On Sunday, August 14th, 1881, a thin man of short stature, with a wide forehead and sweet face, adorned with ample sideburns, attended mass very early in the Belén chapel, located on Compostela and Luz Street.
Aware of the mission he had set out to accomplish that day, this 48-year-old man then took his umbrella, a group of papers and magazines and, under rains stronger and more continuous than those that fell during the morning, he went to the former San Agustín convent on Cuba Street, on whose upper floor was the headquarters of the Royal Academy of Medical, Physical and Natural Sciences of Havana, which held an ordinary public session on that date.
After some reports on letters and magazines were provided and various issues related to legal medicine were addressed, Carlos J. Finlay y Barrés stood up, took in his hands several of the papers he was carrying and, with slow and somewhat defective, he read a work that immortalized him, because with it he wrote the most brilliant chapter of tropical pathology and the most beautiful page of preventive medicine.
In this work, presented under the title “The mosquito hypothetically considered as a transmitting agent of Yellow Fever”, the author explained the way in which Aedes Aegypti spreads the disease, by biting infected people, carrying the pathogenic agent and inoculating it then to other individuals.
Criterion Strength
Dr. Finlay was not satisfied with the simple statement of his theory, since he devoted all his energies to demonstrating and disseminating it, as evidenced in the numerous documents that he later published on the matter. Convinced of the truth of his finding, he proposed a complete plan for a prophylactic campaign against yellow fever, which, although he had to wait almost 20 years for its practical application, served to progressively reduce the distribution areas of the terrible disease, save hundreds of thousands of lives, open the uninhabited tropical regions of America to the emigrant, and erase evil from the face of the Earth.

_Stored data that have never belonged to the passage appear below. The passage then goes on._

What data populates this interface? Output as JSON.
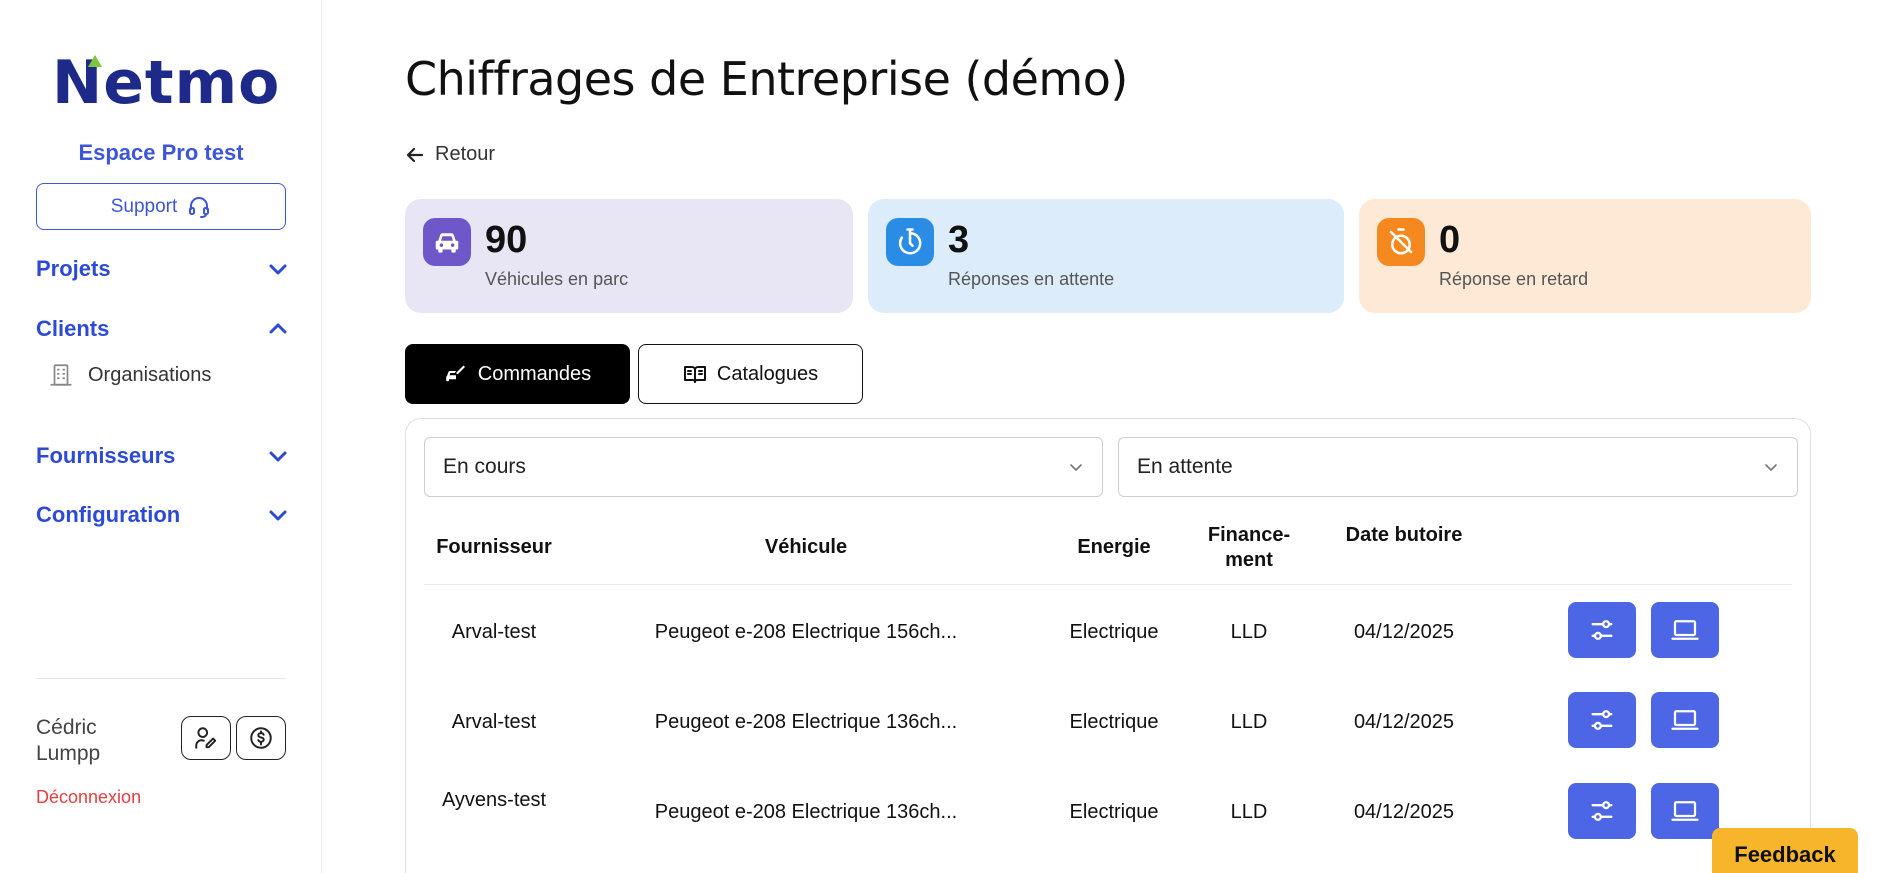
{
  "sidebar": {
    "logo_text": "Netmo",
    "space_title": "Espace Pro test",
    "support_label": "Support",
    "nav": [
      {
        "label": "Projets",
        "expanded": false
      },
      {
        "label": "Clients",
        "expanded": true
      },
      {
        "label": "Fournisseurs",
        "expanded": false
      },
      {
        "label": "Configuration",
        "expanded": false
      }
    ],
    "sub_item_label": "Organisations",
    "user_name": "Cédric Lumpp",
    "logout_label": "Déconnexion"
  },
  "main": {
    "title": "Chiffrages de Entreprise (démo)",
    "back_label": "Retour",
    "stats": [
      {
        "value": "90",
        "label": "Véhicules en parc",
        "bg": "#e8e6f5",
        "icon_bg": "#6e57c8",
        "icon": "car-icon"
      },
      {
        "value": "3",
        "label": "Réponses en attente",
        "bg": "#dcecfb",
        "icon_bg": "#2b8ce6",
        "icon": "timer-icon"
      },
      {
        "value": "0",
        "label": "Réponse en retard",
        "bg": "#fde9d6",
        "icon_bg": "#f5891f",
        "icon": "timer-off-icon"
      }
    ],
    "tabs": [
      {
        "label": "Commandes",
        "active": true
      },
      {
        "label": "Catalogues",
        "active": false
      }
    ],
    "filters": {
      "status": "En cours",
      "response": "En attente"
    },
    "table": {
      "headers": [
        "Fournisseur",
        "Véhicule",
        "Energie",
        "Finance-ment",
        "Date butoire"
      ],
      "rows": [
        {
          "fournisseur": "Arval-test",
          "vehicule": "Peugeot e-208 Electrique 156ch...",
          "energie": "Electrique",
          "financement": "LLD",
          "date": "04/12/2025"
        },
        {
          "fournisseur": "Arval-test",
          "vehicule": "Peugeot e-208 Electrique 136ch...",
          "energie": "Electrique",
          "financement": "LLD",
          "date": "04/12/2025"
        },
        {
          "fournisseur": "Ayvens-test",
          "vehicule": "Peugeot e-208 Electrique 136ch...",
          "energie": "Electrique",
          "financement": "LLD",
          "date": "04/12/2025"
        }
      ]
    }
  },
  "feedback_label": "Feedback",
  "colors": {
    "accent": "#3d55d9",
    "action_button": "#4d66e6",
    "logout": "#e53e3e",
    "feedback": "#f7b52c"
  }
}
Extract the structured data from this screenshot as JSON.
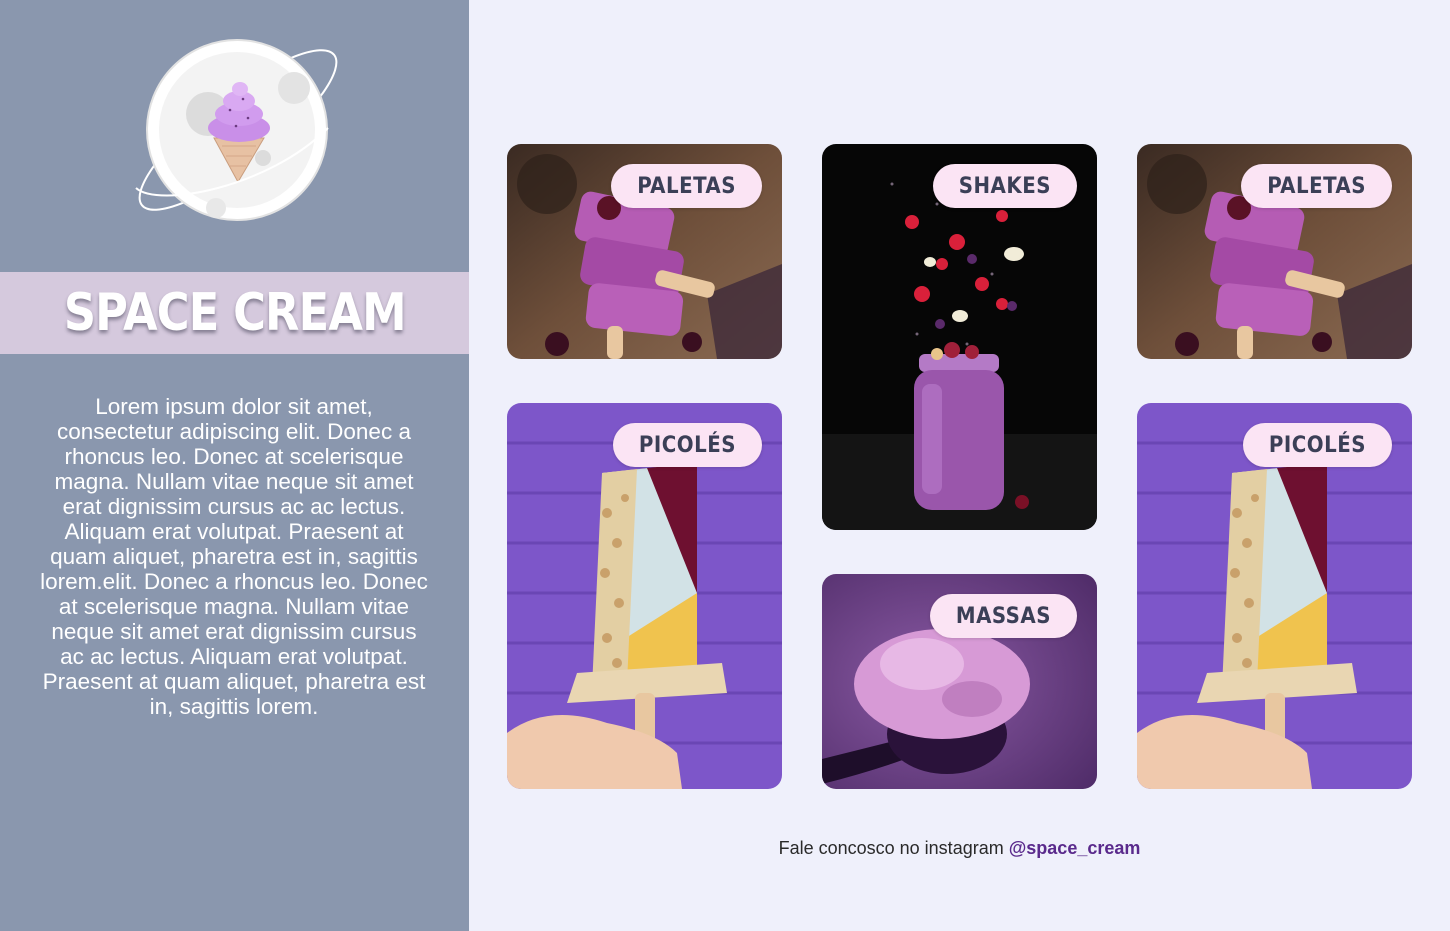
{
  "brand": {
    "title": "SPACE CREAM",
    "description": "Lorem ipsum dolor sit amet, consectetur adipiscing elit. Donec a rhoncus leo. Donec at scelerisque magna. Nullam vitae neque sit amet erat dignissim cursus ac ac lectus. Aliquam erat volutpat. Praesent at quam aliquet, pharetra est in, sagittis lorem.elit. Donec a rhoncus leo. Donec at scelerisque magna. Nullam vitae neque sit amet erat dignissim cursus ac ac lectus. Aliquam erat volutpat. Praesent at quam aliquet, pharetra est in, sagittis lorem.",
    "logo_icon": "planet-ice-cream-logo"
  },
  "cards": [
    {
      "label": "PALETAS",
      "image": "stacked-purple-ice-cream-bars"
    },
    {
      "label": "SHAKES",
      "image": "purple-milkshake-jar-with-falling-fruit"
    },
    {
      "label": "PALETAS",
      "image": "stacked-purple-ice-cream-bars"
    },
    {
      "label": "PICOLÉS",
      "image": "layered-popsicle-with-nuts-on-purple-brick"
    },
    {
      "label": "MASSAS",
      "image": "scoop-of-purple-ice-cream-on-spoon"
    },
    {
      "label": "PICOLÉS",
      "image": "layered-popsicle-with-nuts-on-purple-brick"
    }
  ],
  "footer": {
    "text": "Fale concosco no instagram",
    "handle": "@space_cream"
  },
  "colors": {
    "sidebar": "#8a97ae",
    "title_band": "#d5c9dd",
    "page_background": "#eff0fb",
    "badge": "#fbe4f4",
    "link": "#5a2a8c"
  }
}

The qualification of “benefactor of humanity” given to the Cuban scholar should not be justified simply by the valuable contribution that the discovery of the vector that causes yellow fever and the dissemination of strategies to combat and prevent it meant. His finding had even greater scope, because in fact it became the metaxenic theory of transmission of infectious diseases from sick people to healthy individuals through biological vectors of any kind.2,3 Something that demonstrates the truth of this statement is that , once the results of Finlay’s scientific work were applied to rid the world of the terrible yellow scourge, they laid the foundations for the study and control of other epidemics such as malaria, dengue, Chagas disease and others.
His death…
The mourning was dismissed by the Secretary of Health, Dr. Enrique Núñez, who said: “If great and patriotic was the work of the Cubans who lived, fought and perished for independence, as great and patriotic as it will be before history, the gigantic work of Dr. Finlay.
His death took place on August 20th, 1915, the piano silent, with dead notes. The chessboard, with the pieces where he left them. His bible pressed against his chest. Suffering over and over again from lack of air, he who enjoyed it so much, and the one who made the most coveted vein of his life and his health. The end was not yet foreseen, Adela and her children pending his gesture and almost in the process of disappearing. The breath became ephemeral and the pulse became weak, that heart had stopped beating so fair and his mind stopped thinking.